Как я уже отмечал, сам я в полной мере не осознавал всех связей, возникших в структуре работы. То, что это тем не менее было замечено другими и было выражено ими с такой ясностью, не может меня не радовать. Никогда нельзя утверждать, что контролируешь до мельчайшей детали сочинение, над которым работаешь: наоборот, я всегда был убежден в том, что нужно доверять своему ощущению формы, которое в определенных случаях почти без нашего ведома подсказывает правильное решение.

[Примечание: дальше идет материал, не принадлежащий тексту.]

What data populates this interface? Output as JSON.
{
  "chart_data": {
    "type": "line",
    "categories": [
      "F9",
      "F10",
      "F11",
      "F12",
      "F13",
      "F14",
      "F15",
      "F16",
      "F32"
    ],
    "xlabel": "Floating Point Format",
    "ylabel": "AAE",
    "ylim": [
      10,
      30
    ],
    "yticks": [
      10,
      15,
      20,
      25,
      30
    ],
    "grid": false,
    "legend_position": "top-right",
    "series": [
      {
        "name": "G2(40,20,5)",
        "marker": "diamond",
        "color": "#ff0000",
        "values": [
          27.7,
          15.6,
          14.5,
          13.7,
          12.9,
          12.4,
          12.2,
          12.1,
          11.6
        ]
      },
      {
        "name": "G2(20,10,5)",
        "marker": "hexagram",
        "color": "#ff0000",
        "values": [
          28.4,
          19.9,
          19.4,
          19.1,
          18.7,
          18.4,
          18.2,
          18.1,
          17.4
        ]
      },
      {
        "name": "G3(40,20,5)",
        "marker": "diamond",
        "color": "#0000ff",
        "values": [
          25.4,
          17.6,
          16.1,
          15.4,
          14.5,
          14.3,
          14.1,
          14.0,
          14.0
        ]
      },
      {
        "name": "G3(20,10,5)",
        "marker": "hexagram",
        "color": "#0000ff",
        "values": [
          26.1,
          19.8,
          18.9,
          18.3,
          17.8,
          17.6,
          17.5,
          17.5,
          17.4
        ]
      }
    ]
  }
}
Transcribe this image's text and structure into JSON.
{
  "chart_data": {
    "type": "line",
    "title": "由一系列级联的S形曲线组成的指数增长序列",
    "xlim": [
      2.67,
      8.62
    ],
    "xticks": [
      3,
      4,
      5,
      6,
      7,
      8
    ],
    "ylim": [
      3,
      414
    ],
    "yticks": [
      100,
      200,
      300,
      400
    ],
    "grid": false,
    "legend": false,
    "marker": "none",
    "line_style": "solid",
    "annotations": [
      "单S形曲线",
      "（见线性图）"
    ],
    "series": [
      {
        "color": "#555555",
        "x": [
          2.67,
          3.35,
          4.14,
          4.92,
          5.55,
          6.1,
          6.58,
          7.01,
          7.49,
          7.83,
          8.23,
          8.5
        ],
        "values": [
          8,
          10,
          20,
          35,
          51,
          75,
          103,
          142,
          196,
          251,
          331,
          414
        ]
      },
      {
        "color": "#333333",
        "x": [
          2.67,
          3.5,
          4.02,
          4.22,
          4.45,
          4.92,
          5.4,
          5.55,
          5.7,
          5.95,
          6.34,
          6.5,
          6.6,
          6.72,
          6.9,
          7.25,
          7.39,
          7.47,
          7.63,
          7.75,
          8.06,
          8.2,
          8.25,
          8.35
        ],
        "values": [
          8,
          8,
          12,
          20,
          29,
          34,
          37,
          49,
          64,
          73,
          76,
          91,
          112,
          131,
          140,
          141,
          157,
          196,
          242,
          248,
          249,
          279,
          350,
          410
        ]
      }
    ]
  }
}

«Пять песен» представляются мне прямым продолжением «Песен на стихи Гете», сочиненных в 1953 году, в которых был сделан решительный шаг вперед в моих метрических опытах (средствами «неточных канонов») и определенных тембровых решений. Процитирую еще раз Вильдбергера:

«Мне кажется, что усилия Даллапикколы направлены не только на прояснение звуковысотной организации серии, но также и на тон в смысле порождаемых им гармонических обертонов, что придает ему своего рода дыхание».

Я уже ссылался выше на неточные каноны и имитацию, так же неточную, и ниже хотел бы немного распространиться об этой механике «ответа» короткой ноты на длинную и наоборот. Приведу два примера такого рода техники. В обоих примерах использованы фрагменты серии по три звука каждый.

Когда голос завершает первую песню, следует инструментальная кода (см. №1, такты 14-29).

В третьей песне аналогично, только более сложный случай, на повторении слов «Lacrime, dolore» («Плача, скорби») (такты 35-45).

Прямое следствие такого рода процедуры - это частое нивелирование «сильной доли», ведущее к периодичности более раскованной и свободной.

Раз я упомянул о «тембре», обращу внимание и на пассажи вроде следующих: № 4, такты 10-17, приходящиеся на слова «i declivi e i burroni» («рощи и лощины»).

За те месяцы, что я посвятил работе над сочинением «Пяти песен», я понял, что для того, чтобы воплотить звучание, которое я слышал, мне требуется восемь инструментов. Также я почувствовал необходимость упорядочить инструменты по тембрам, разбив их на четыре группы: флейта и альтовая флейта; кларнет и бас-кларнет; альт и виолончель; арфа и фортепиано.

Для иллюстрации этой мысли приведу начало второй песни. Она открывается двойным каноном в возвратном движении в четыре такта: излагается альтом и флейтой, затем - альтовой флейтой и виолончелью. В середине четвертого такта вступает баритон. В шестом такте тот же двойной канон излагается другими длительностями, отличается и распределение материала между инструментами: сначала кларнет и альт, затем – виолончель и бас-кларнет; арфе и фортепиано поручено только по восьмой ноте с перечеркнутым форшлагом (№2, такты 1-10).

На словах:

per il bosco solitario in cima ai rami di pino
Из безлюдного бора, с верхних ветвей сосен

confusamente si lamentano; e chi comincia,
Сбивчиво плакать; кто вступает,

chi indugia..
кто медлит..

музыкальная ткань образуется флейтой и альтовой флейтой, которые развертывают канон в возвратном движении, перемежающийся с отдельными нотами у альта, которому отвечает виолончель (№2, такты 10-19).

А сейчас, думаю, наступает момент исполнить «Пять песен» целиком заново: возможно, мои объяснения позволят сделать прослушивание менее затруднительным.

Примечания

  1. В связи с тем, что текст исходно предназначался для выступления перед немецкоязычной аудиторией, Даллапиккола приводит цитаты из греческой поэзии и из статьи о "Пяти песнях" Жака Вильдбергера на немецком языке.
  2. "Melos", Mainz, XXVI, n.1, 1959.